Naquela luz amarela da manhã, perguntei a ela qual a música mais tocada na rádio. Sob os cabelos claros caindo em seu rosto, pude ver o branco dos seus dentes, a língua doce. A voz cheia de ternura disse: “Não sei.”
Estávamos no ponto de ônibus. Seu rosto demonstrava um contraste com o dia claro. Não havia o que dizer, as coisas estavam no ar. A partida era inevitável. Nossa despedida não foi calorosa, não do jeito que pintam os livros. O ônibus me levaria para algum lugar distante, longe de qualquer resquício do passado, ou até do presente. O futuro estava à espreita naquele ponto. Não poderia olhar para os seus olhos castanhos, tão entupidos de humanidade. Ela está taciturna, mas sorri. O problema não está em seus olhos, seus globos oculares não mudam, são os músculos ao redor deles. Toco em seu ombro, magro, definido, os ossos sentem a minha carne, tento falar, ela me encara, as palavras saem, digo: “Te amo.”

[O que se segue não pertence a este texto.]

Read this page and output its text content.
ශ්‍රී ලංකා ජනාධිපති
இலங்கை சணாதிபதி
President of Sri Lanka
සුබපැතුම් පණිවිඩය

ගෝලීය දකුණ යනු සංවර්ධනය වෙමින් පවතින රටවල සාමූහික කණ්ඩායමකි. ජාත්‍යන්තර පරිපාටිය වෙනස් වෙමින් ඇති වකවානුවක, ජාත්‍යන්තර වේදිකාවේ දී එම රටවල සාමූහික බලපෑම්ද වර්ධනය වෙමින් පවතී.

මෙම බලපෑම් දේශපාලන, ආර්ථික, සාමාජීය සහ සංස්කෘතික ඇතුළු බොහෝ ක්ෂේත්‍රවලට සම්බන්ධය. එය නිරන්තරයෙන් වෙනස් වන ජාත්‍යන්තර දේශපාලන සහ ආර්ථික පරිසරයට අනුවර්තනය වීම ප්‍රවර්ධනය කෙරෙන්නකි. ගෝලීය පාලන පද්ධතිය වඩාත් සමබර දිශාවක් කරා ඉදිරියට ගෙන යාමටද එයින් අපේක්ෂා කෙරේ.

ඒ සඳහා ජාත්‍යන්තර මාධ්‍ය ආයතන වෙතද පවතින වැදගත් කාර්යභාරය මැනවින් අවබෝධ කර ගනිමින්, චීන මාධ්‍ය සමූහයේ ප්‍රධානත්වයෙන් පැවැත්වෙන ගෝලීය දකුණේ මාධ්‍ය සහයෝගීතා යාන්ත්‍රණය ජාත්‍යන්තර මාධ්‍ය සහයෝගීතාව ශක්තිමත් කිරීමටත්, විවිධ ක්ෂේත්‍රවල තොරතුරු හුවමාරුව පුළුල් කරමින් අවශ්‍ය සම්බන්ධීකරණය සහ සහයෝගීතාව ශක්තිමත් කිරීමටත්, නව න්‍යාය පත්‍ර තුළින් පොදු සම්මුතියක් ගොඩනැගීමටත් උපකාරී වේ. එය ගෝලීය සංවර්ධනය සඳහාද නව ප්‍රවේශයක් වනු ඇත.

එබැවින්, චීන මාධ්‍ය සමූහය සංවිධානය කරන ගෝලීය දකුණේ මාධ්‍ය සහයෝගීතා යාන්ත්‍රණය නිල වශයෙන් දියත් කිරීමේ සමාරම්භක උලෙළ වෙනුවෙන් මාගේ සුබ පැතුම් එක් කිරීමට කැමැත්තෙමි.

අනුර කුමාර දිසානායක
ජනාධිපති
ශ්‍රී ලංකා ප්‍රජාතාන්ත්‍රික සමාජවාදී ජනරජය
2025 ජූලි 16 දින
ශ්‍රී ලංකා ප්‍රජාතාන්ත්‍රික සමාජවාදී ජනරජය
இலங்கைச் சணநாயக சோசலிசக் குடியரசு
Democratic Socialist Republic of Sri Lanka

“Como a música nasceu?” Ela pergunta.
“No rádio?”
Olho para o horizonte. Foi neste bairro que nos conhecemos. Em um supermercado. A melancolia em forma de cinza surge. Lembro-me ainda dela com suas compras, derrubando tudo, eu ajudando e exibindo o sorriso entupido de nicotina. Ela disse: “Quebrou o rádio.”
“As rádios não tocam nada de bom.”
“O meu toca.”
No carrinho dela havia máscaras gigantes de pandas. Pretos. Brancos. Marrons. Amarelos.

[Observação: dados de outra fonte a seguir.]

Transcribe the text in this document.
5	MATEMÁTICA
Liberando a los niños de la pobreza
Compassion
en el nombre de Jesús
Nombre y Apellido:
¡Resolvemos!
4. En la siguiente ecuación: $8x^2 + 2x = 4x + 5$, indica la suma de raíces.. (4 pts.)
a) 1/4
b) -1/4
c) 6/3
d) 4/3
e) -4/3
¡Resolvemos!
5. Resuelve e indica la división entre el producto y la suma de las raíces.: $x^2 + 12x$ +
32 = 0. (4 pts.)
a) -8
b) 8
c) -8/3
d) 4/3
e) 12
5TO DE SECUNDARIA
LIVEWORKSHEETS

“Sua rádio toca música pra panda?”
“Trabalho em um instituto de crianças carentes.”
A conversa fluiu como uma cachoeira. Cada palavra foi colocada da maneira certa, suave, sem dor ou esforço. Éramos nós. Não importava as mesas do escritório, entupidas de trabalho a minha espera. O sol indo embora. Os produtos para anunciar. O mercado para monopolizar. A poluição e o ruído incessante dos humanos em nossos ouvidos. As compras alheias. O cheiro de comida. A fúria das famílias. As cidades prestes a sumir.
O mundo poderia explodir naquele momento. Nada seria mais intenso do que o ritmo do meu coração.
Nada.
Os olhos dela sorriram, minhas mãos gargalharam.

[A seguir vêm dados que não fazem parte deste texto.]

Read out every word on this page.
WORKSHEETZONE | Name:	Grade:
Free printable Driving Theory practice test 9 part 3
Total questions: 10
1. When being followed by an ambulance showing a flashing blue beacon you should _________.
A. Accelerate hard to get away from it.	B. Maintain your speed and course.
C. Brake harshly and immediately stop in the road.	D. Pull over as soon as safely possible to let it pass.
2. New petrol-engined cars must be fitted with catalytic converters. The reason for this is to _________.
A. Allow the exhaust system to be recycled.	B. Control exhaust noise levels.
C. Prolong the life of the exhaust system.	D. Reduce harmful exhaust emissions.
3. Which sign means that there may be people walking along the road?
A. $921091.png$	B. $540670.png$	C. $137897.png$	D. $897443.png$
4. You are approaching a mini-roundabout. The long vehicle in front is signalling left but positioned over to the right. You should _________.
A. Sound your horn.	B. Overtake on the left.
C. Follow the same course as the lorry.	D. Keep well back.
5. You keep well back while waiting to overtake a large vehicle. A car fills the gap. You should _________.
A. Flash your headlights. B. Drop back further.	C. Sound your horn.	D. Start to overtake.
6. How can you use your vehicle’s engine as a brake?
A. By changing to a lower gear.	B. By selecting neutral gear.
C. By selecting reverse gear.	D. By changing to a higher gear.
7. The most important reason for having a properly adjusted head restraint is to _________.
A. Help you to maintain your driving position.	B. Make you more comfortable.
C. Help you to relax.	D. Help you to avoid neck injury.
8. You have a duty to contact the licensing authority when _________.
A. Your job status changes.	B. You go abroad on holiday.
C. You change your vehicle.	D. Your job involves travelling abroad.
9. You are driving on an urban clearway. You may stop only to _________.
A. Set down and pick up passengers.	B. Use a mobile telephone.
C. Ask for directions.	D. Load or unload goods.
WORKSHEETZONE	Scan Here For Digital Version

Neste dia brincamos pelas ruas com as máscaras de panda. Tão leve tão natural. Correndo e pulando com aquela máscara enorme. Ela entrou no carrinho de compras, e na rua longa e cheia de verde e natureza, nós ouvimos o som do amor que brotava. Eu disse: “Qual é a música mais tocada na rádio?”
“Smell Like Teen Spirit.”
“Nirvana?”
“Isso. Amo essa música.”
“Somos dois.”
O som caía, a paixão subia. Ereta, firme. Algumas semanas depois, concretizamos os nossos sentimentos através de suor e sussurros na madrugada.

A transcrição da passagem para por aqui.